Support for Reliability, Availability, and Serviceability (RAS) is one of the
quintessential features of computing systems targeting the server and missioncritical
markets. Among these RAS features, Chipkill* stands out as the most
crucial for main memory protection. IBM Chipkill protects the main memory
from the failure of an entire memory chip, as well as multi-bit faults from any
portion of a memory chip. Similar technologies from other vendors are Single
Device Data Correction (SDDC) from Intel, Sun Extended ECC* and HP
However, some advanced memory technologies (such as GDDR5) do not
allow traditional SDDC implementation, since their specification does not
include extra devices to store error correction codes (ECC codes).

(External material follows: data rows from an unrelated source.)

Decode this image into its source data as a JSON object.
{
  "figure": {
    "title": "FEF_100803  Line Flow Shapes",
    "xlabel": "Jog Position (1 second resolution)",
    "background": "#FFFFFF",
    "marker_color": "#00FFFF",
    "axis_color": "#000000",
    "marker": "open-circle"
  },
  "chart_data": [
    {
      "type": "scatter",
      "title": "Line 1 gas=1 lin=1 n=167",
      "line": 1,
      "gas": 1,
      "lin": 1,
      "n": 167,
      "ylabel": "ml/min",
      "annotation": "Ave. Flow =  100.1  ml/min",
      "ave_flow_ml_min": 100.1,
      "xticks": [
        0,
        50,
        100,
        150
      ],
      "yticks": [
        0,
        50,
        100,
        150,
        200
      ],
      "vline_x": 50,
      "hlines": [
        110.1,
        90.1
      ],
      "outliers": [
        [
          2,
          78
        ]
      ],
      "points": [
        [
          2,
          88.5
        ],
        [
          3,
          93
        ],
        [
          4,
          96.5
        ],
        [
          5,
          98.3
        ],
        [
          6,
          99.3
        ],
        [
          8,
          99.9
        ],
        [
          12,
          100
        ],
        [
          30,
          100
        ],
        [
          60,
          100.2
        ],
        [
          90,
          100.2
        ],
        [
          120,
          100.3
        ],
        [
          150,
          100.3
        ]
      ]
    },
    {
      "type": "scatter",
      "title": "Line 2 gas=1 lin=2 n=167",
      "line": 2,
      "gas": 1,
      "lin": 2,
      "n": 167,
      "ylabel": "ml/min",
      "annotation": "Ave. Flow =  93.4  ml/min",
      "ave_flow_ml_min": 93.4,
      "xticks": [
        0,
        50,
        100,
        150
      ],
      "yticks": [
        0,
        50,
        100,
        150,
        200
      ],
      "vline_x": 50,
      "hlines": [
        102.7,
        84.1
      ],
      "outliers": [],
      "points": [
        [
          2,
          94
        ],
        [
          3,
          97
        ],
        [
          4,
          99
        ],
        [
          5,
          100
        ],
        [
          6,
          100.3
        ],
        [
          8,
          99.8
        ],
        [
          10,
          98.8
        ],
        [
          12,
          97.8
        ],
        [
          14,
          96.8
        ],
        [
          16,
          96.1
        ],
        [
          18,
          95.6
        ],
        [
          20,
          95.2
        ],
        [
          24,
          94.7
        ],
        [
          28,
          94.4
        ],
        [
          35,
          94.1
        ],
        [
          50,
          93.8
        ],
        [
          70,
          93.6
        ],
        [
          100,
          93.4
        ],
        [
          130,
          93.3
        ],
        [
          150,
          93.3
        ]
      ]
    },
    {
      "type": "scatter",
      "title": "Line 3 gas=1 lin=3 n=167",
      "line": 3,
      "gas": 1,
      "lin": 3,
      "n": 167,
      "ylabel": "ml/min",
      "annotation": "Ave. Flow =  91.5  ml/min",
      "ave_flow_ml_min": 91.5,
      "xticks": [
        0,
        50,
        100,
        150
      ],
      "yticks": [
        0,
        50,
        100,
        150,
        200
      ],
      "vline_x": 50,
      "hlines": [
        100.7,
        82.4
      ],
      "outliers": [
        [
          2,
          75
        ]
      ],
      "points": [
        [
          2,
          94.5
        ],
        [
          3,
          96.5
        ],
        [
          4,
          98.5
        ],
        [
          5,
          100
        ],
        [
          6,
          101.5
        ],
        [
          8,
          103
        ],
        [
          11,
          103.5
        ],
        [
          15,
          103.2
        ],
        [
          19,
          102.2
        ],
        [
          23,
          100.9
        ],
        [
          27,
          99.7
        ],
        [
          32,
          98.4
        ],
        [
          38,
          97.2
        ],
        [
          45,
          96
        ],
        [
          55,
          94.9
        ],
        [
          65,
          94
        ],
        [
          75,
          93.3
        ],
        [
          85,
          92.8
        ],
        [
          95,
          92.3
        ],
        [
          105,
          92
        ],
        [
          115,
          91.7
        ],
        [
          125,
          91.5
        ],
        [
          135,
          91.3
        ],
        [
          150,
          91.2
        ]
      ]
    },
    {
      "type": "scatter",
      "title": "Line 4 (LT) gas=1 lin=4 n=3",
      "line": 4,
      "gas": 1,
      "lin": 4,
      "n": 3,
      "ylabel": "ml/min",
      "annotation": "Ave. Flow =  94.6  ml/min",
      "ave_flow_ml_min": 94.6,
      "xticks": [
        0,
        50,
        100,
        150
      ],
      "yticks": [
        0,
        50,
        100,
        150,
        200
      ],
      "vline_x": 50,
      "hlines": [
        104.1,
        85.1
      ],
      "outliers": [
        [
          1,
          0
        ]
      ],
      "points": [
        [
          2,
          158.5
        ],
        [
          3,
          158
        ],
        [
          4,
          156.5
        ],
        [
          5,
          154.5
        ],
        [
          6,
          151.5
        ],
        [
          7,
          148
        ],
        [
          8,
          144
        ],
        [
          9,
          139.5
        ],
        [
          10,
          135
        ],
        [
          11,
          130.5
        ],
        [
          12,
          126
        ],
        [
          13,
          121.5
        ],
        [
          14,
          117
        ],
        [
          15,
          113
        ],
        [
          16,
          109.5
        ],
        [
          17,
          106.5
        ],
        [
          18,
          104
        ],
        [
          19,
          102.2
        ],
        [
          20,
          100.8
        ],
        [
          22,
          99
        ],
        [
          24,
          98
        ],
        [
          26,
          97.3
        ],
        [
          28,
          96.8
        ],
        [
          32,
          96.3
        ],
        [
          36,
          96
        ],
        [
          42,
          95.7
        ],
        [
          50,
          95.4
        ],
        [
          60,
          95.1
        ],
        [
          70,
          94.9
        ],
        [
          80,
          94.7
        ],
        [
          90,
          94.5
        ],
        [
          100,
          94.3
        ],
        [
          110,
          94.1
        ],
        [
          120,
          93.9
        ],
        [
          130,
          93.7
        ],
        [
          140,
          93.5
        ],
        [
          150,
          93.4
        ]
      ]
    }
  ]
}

Some future high performance computing products hitting the server market
will be based on these advanced memory technologies. In this article we
propose a method to provide SDDC (single device data correct) support at
the memory controller level for memory technologies that inherently have no
RAS support for memory contents protection. Specifically, we focus on how
to provide single-device SDDC support for GDDR5 memory. The technique
allows the failure of 1/8 of the memory devices to be tolerated by using 25
percent of the memory to store error correction codes.
We also describe how the technique can be implemented for RAS-less memory
technologies feeding a wider data bus than GDDR5 (such as DDR3, which in
fact uses narrower devices). This opens the possibility to offer high reliability
with cheap DIMM devices. We also describe how to provide SDDC support
without the use of lockstepped memory channels.